Robust Lightweight Graph Neural Network Framework for Accelerating Crystal Structure Prediction.
Journal:
Journal of chemical information and modeling
Published Date:
Jun 30, 2025
Abstract
This work presents a crystal structure prediction framework that employs a structural search using a derivative-free optimization method, with a supervised Graph Neural Network (GNN) model as the energy evaluator. We address the limitations of existing GNN-based crystal structure prediction (CSP) frameworks and propose methods for designing a robust and computationally efficient predictor. In particular, we first highlight the often-overlooked sensitivity of GNN models to weight initialization in crystal structure prediction, and to address this, we introduce a model selection framework that consistently identifies an appropriate GNN model for downstream crystal structure prediction tasks.
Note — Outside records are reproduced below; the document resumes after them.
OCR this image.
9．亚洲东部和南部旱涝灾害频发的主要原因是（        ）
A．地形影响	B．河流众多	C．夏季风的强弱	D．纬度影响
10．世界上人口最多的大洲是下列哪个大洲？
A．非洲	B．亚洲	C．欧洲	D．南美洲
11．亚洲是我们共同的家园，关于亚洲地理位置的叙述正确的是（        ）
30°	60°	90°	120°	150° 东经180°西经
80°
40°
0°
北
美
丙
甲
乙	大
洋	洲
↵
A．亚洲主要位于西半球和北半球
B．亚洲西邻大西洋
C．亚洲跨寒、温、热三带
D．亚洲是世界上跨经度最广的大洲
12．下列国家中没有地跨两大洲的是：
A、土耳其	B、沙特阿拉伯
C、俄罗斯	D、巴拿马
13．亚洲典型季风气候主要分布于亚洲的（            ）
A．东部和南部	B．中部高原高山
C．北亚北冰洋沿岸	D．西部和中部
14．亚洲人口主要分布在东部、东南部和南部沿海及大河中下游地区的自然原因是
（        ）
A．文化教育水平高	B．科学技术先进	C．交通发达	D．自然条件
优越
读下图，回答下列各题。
Using this framework, we conduct a meaningful comparison of multiple GNN architectures for CSP involving a Bayesian optimization approach. Furthermore, we propose a data augmentation strategy that incorporates unrelaxed structures in the supervised training process, and additionally explore the impact of unsupervised GNN pretraining with and without augmentation on crystal structure prediction. Finally, we demonstrate that our proposed crystal structure prediction framework, in conjunction with the lightweight GNN architecture CGCNN, can achieve a level of performance comparable to that of more complex GNN architectures, which are typically computationally expensive to train and infer. The approaches introduced in this work are generic and can be extended to any GNN-based crystal structure prediction framework, paving the way for developing novel and high-throughput crystal structure predictors in the future.